🤖 AI Summary
This work investigates whether in-context learning (ICL) is theoretically equivalent to gradient descent (GD) under more realistic settings—specifically, with nonzero-mean Gaussian priors and multi-head linear self-attention (LSA). To bridge the gap between idealized assumptions and practice, we propose yq-LSA, a novel ICL architecture featuring trainable initial query embeddings, thereby relaxing the conventional zero-initialization constraint. We establish the first general theoretical equivalence between ICL and one-step GD, proving both the minimal number of attention heads required for exact ICL emulation and an upper bound on the approximation error. Empirically, yq-LSA significantly narrows the performance gap with one-step GD and consistently improves semantic similarity accuracy on real large language models. Our core contributions are threefold: (i) incorporation of nonzero-mean priors for realistic task distribution modeling; (ii) introduction of learnable initialization for enhanced expressivity; and (iii) rigorous theoretical characterization that unifies mechanistic understanding of ICL with its empirical efficacy.
📝 Abstract
In-context learning (ICL) in large language models (LLMs) is a striking phenomenon, yet its underlying mechanisms remain only partially understood.
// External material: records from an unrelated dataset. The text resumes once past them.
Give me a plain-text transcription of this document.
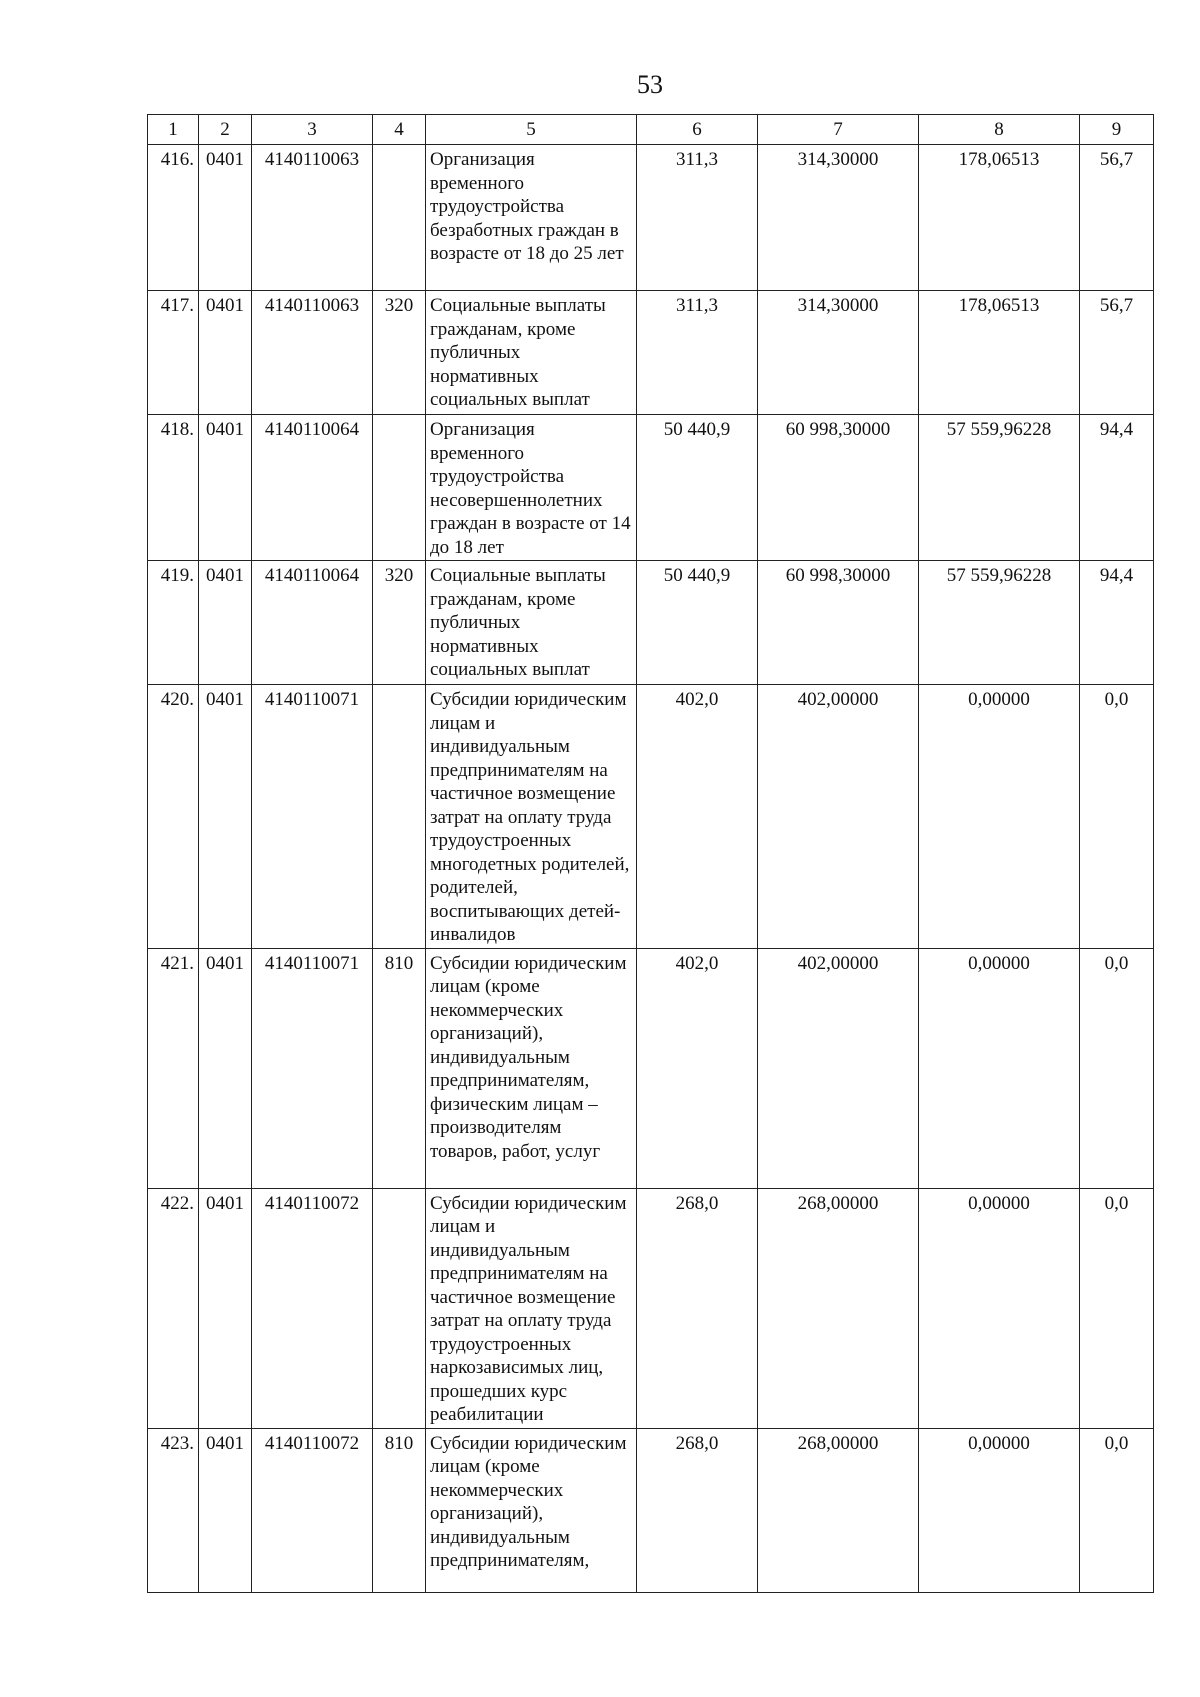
53
1	2	3	4	5	6	7	8	9
416.	0401	4140110063		Организация временного трудоустройства безработных граждан в возрасте от 18 до 25 лет	311,3	314,30000	178,06513	56,7
417.	0401	4140110063	320	Социальные выплаты гражданам, кроме публичных нормативных социальных выплат	311,3	314,30000	178,06513	56,7
418.	0401	4140110064		Организация временного трудоустройства несовершеннолетних граждан в возрасте от 14 до 18 лет	50 440,9	60 998,30000	57 559,96228	94,4
419.	0401	4140110064	320	Социальные выплаты гражданам, кроме публичных нормативных социальных выплат	50 440,9	60 998,30000	57 559,96228	94,4
420.	0401	4140110071		Субсидии юридическим лицам и индивидуальным предпринимателям на частичное возмещение затрат на оплату труда трудоустроенных многодетных родителей, родителей, воспитывающих детей-инвалидов	402,0	402,00000	0,00000	0,0
421.	0401	4140110071	810	Субсидии юридическим лицам (кроме некоммерческих организаций), индивидуальным предпринимателям, физическим лицам – производителям товаров, работ, услуг	402,0	402,00000	0,00000	0,0
422.	0401	4140110072		Субсидии юридическим лицам и индивидуальным предпринимателям на частичное возмещение затрат на оплату труда трудоустроенных наркозависимых лиц, прошедших курс реабилитации	268,0	268,00000	0,00000	0,0
423.	0401	4140110072	810	Субсидии юридическим лицам (кроме некоммерческих организаций), индивидуальным предпринимателям,	268,0	268,00000	0,00000	0,0
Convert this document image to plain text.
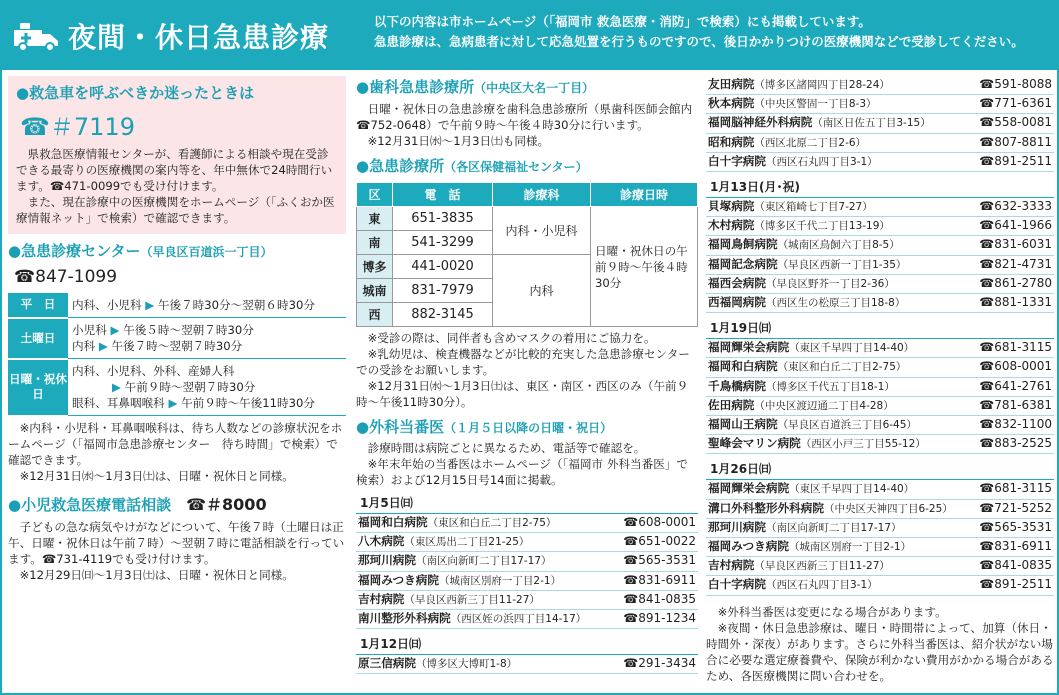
夜間・休日急患診療	以下の内容は市ホームページ（「福岡市 救急医療・消防」で検索）にも掲載しています。
急患診療は、急病患者に対して応急処置を行うものですので、後日かかりつけの医療機関などで受診してください。
●救急車を呼ぶべきか迷ったときは
☎＃7119
県救急医療情報センターが、看護師による相談や現在受診できる最寄りの医療機関の案内等を、年中無休で24時間行います。☎471-0099でも受け付けます。
また、現在診療中の医療機関をホームページ（「ふくおか医療情報ネット」で検索）で確認できます。
●急患診療センター（早良区百道浜一丁目）
☎847-1099
平　日	内科、小児科 ▶ 午後７時30分～翌朝６時30分
土曜日	小児科 ▶ 午後５時～翌朝７時30分
内科 ▶ 午後７時～翌朝７時30分

日曜・祝休日	内科、小児科、外科、産婦人科
▶ 午前９時～翌朝７時30分
眼科、耳鼻咽喉科 ▶ 午前９時～午後11時30分
※内科・小児科・耳鼻咽喉科は、待ち人数などの診療状況をホームページ（「福岡市急患診療センター　待ち時間」で検索）で確認できます。
※12月31日㈬～1月3日㈯は、日曜・祝休日と同様。
●小児救急医療電話相談　 ☎＃8000
子どもの急な病気やけがなどについて、午後７時（土曜日は正午、日曜・祝休日は午前７時）～翌朝７時に電話相談を行っています。☎731-4119でも受け付けます。
※12月29日㈰～1月3日㈯は、日曜・祝休日と同様。
●歯科急患診療所（中央区大名一丁目）
日曜・祝休日の急患診療を歯科急患診療所（県歯科医師会館内☎752-0648）で午前９時～午後４時30分に行います。
※12月31日㈬～1月3日㈯も同様。
●急患診療所（各区保健福祉センター）
区	電　話	診療科	診療日時
東	651-3835	内科・小児科	日曜・祝休日の午前９時～午後４時30分
南	541-3299		
博多	441-0020	内科	
城南	831-7979		
西	882-3145		
※受診の際は、同伴者も含めマスクの着用にご協力を。
※乳幼児は、検査機器などが比較的充実した急患診療センターでの受診をお願いします。
※12月31日㈬～1月3日㈯は、東区・南区・西区のみ（午前９時～午後11時30分）。
●外科当番医（１月５日以降の日曜・祝日）
診療時間は病院ごとに異なるため、電話等で確認を。
※年末年始の当番医はホームページ（「福岡市 外科当番医」で検索）および12月15日号14面に掲載。
1月5日㈰
福岡和白病院（東区和白丘二丁目2-75）	☎608-0001
八木病院（東区馬出二丁目21-25）	☎651-0022
那珂川病院（南区向新町二丁目17-17）	☎565-3531
福岡みつき病院（城南区別府一丁目2-1）	☎831-6911
吉村病院（早良区西新三丁目11-27）	☎841-0835
南川整形外科病院（西区姪の浜四丁目14-17）	☎891-1234
1月12日㈰
原三信病院（博多区大博町1-8）	☎291-3434
友田病院（博多区諸岡四丁目28-24）	☎591-8088
秋本病院（中央区警固一丁目8-3）	☎771-6361
福岡脳神経外科病院（南区日佐五丁目3-15）	☎558-0081
昭和病院（西区北原二丁目2-6）	☎807-8811
白十字病院（西区石丸四丁目3-1）	☎891-2511
1月13日(月･祝)
貝塚病院（東区箱崎七丁目7-27）	☎632-3333
木村病院（博多区千代二丁目13-19）	☎641-1966
福岡鳥飼病院（城南区鳥飼六丁目8-5）	☎831-6031
福岡記念病院（早良区西新一丁目1-35）	☎821-4731
福西会病院（早良区野芥一丁目2-36）	☎861-2780
西福岡病院（西区生の松原三丁目18-8）	☎881-1331
1月19日㈰
福岡輝栄会病院（東区千早四丁目14-40）	☎681-3115
福岡和白病院（東区和白丘二丁目2-75）	☎608-0001
千鳥橋病院（博多区千代五丁目18-1）	☎641-2761
佐田病院（中央区渡辺通二丁目4-28）	☎781-6381
福岡山王病院（早良区百道浜三丁目6-45）	☎832-1100
聖峰会マリン病院（西区小戸三丁目55-12）	☎883-2525
1月26日㈰
福岡輝栄会病院（東区千早四丁目14-40）	☎681-3115
溝口外科整形外科病院（中央区天神四丁目6-25） ☎721-5252
那珂川病院（南区向新町二丁目17-17）	☎565-3531
福岡みつき病院（城南区別府一丁目2-1）	☎831-6911
吉村病院（早良区西新三丁目11-27）	☎841-0835
白十字病院（西区石丸四丁目3-1）	☎891-2511
※外科当番医は変更になる場合があります。
※夜間・休日急患診療は、曜日・時間帯によって、加算（休日・時間外・深夜）があります。さらに外科当番医は、紹介状がない場合に必要な選定療養費や、保険が利かない費用がかかる場合があるため、各医療機関に問い合わせを。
Previous work connects linear self-attention (LSA) to gradient descent (GD), this connection has primarily been established under simplified conditions with zero-mean Gaussian priors and zero initialization for GD. However, subsequent studies have challenged this simplified view by highlighting its overly restrictive assumptions, demonstrating instead that under conditions such as multi-layer or nonlinear attention, self-attention performs optimization-like inference, akin to but distinct from GD. We investigate how multi-head LSA approximates GD under more realistic conditions specifically when incorporating non-zero Gaussian prior means in linear regression formulations of ICL. We first extend multi-head LSA embedding matrix by introducing an initial estimation of the query, referred to as the initial guess. We prove an upper bound on the number of heads needed for ICL linear regression setup. Our experiments confirm this result and further observe that a performance gap between one-step GD and multi-head LSA persists. To address this gap, we introduce yq-LSA, a simple generalization of single-head LSA with a trainable initial guess yq. We theoretically establish the capabilities of yq-LSA and provide experimental validation on linear regression tasks, thereby extending the theory that bridges ICL and GD. Finally, inspired by our findings in the case of linear regression, we consider widespread LLMs augmented with initial guess capabilities, and show that their performance is improved on a semantic similarity task.